As a lot of working moms know, being an “everything mom” (as I call it) comes at the expense of my own mental health. Stress is among the leading causes of physical and emotional health decline in the realm of motherhood, and yet we continue to pour ourselves into everything we do like unintentional martyrs — because it’s expected of us.Every morning, I focus on checking things off my usual to-do list and the pressure to be an “everything mom” — one who works, nurtures, cooks, cleans, loves, disciplines, drives, etc. — settles in. I make two to-do lists in the morning. The first contains goals I know I can get done – taking care of these gives me a feeling of accomplishment. The second list is ‘things I would like to do but it’s not a big deal if they don’t get done today.’ Even crossing one or two of those items off helps me feel like I’m moving forward in life.
A typical day for me begins well before 4 a.m. I exercise in the early morning so I get my exercise in before work and before the rest of the family wakes up. It’s the ‘me’ time I need, and exercise also helps me manage work stress. I get up early, and by the time my daughter is waking up, I’ve finished getting ready for work and can spend at least an hour with her. It is so worth it.

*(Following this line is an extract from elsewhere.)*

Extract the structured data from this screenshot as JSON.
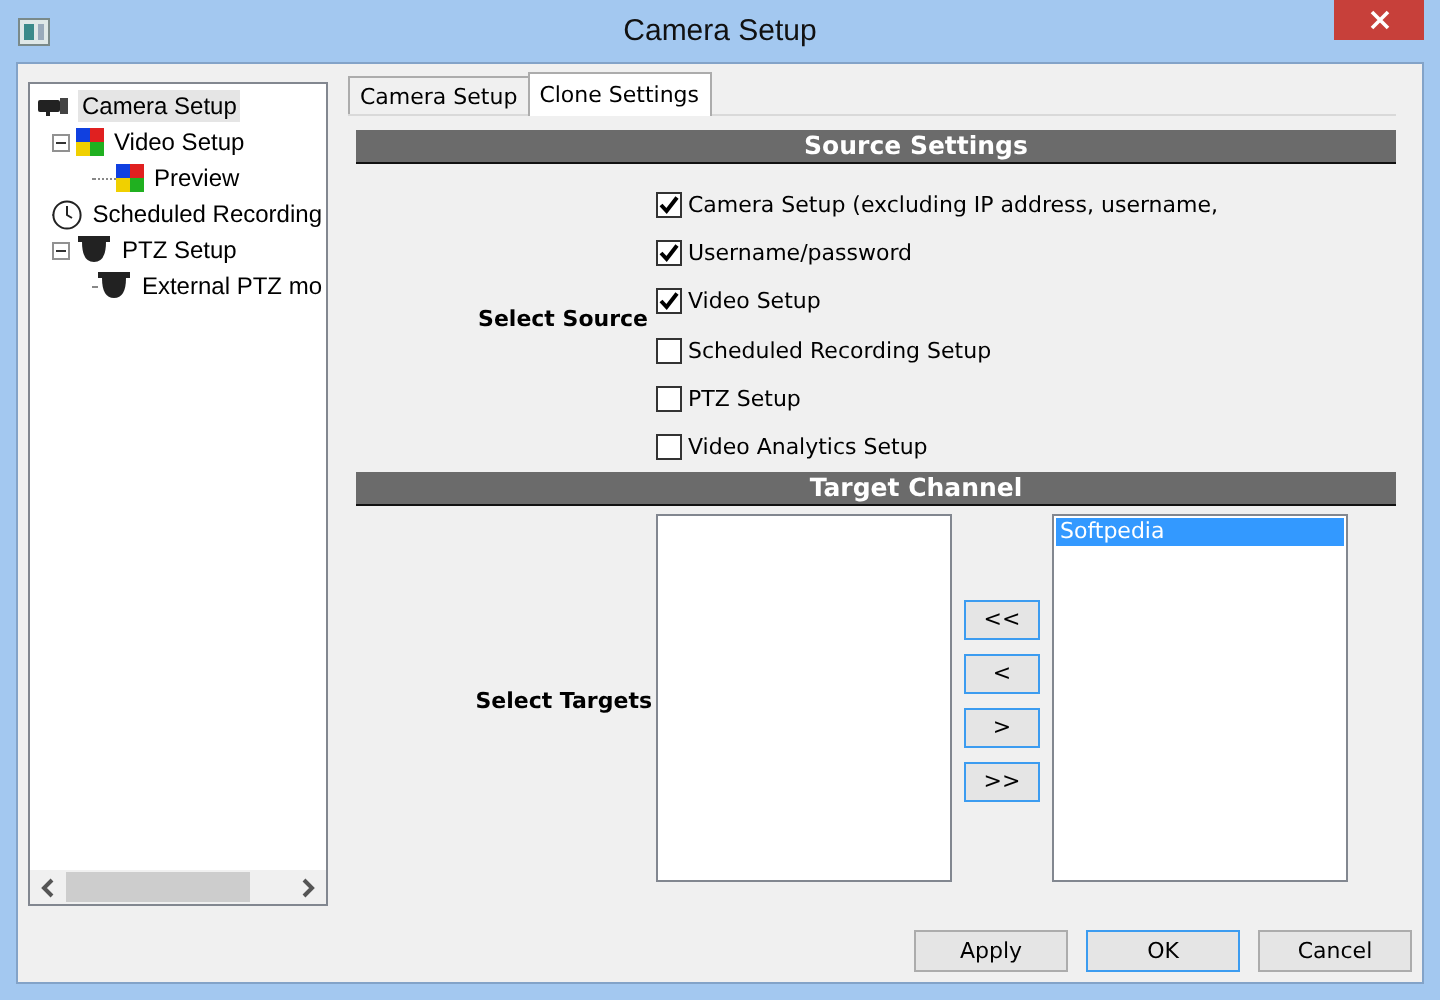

My work time is shared with answering emails, researching, and handling any random errands that need to be done. I use part of my lunch break to take a nap. It’s key to my energy level and sanity!. I leave work early so I can spend some time with my baby before she goes to sleep.
When I get home from work, the television stays off. Instead my husband and I get down on the floor and play with our daughter until it’s time for her to go to bed.
I’ve become much better at doing a little cleaning or some laundry each night instead of saving it up and tackling it all on the weekends. I need my weekend time with my daughter. Keep weekends as free as possible. After spending very little time with my baby during the week, I love to be able to relax with her all weekend. I never make plans, and only attend the weddings, birthdays, and other get-togethers of my closest friends and family.
The days often feel hard and full, yet empty in the same breath. I often go to sleep reflecting on how much living I’ve missed, promising the next day will be different; better.
Both my husband and I kept our interests alive by scheduling regular times for our hobbies. Every once in a while, we review our schedules and decide if there’s enough alone time, enough couple time, and enough family time, and figure out ways to increase whatever is lacking.
The biggest trick for keeping it all together is to relax, which sounds counterintuitive. Everything always works out – maybe not the way I want it to, but it always does. Stressing out over little things is never productive.
There is no such thing as perfect balance, so don’t add pressure to your life by trying to meet an unrealistic goal. Realize that you can only give so much, and decide where you are going to expend your energy most effectively and happily.
Finally be kind to yourself. Things will get easier.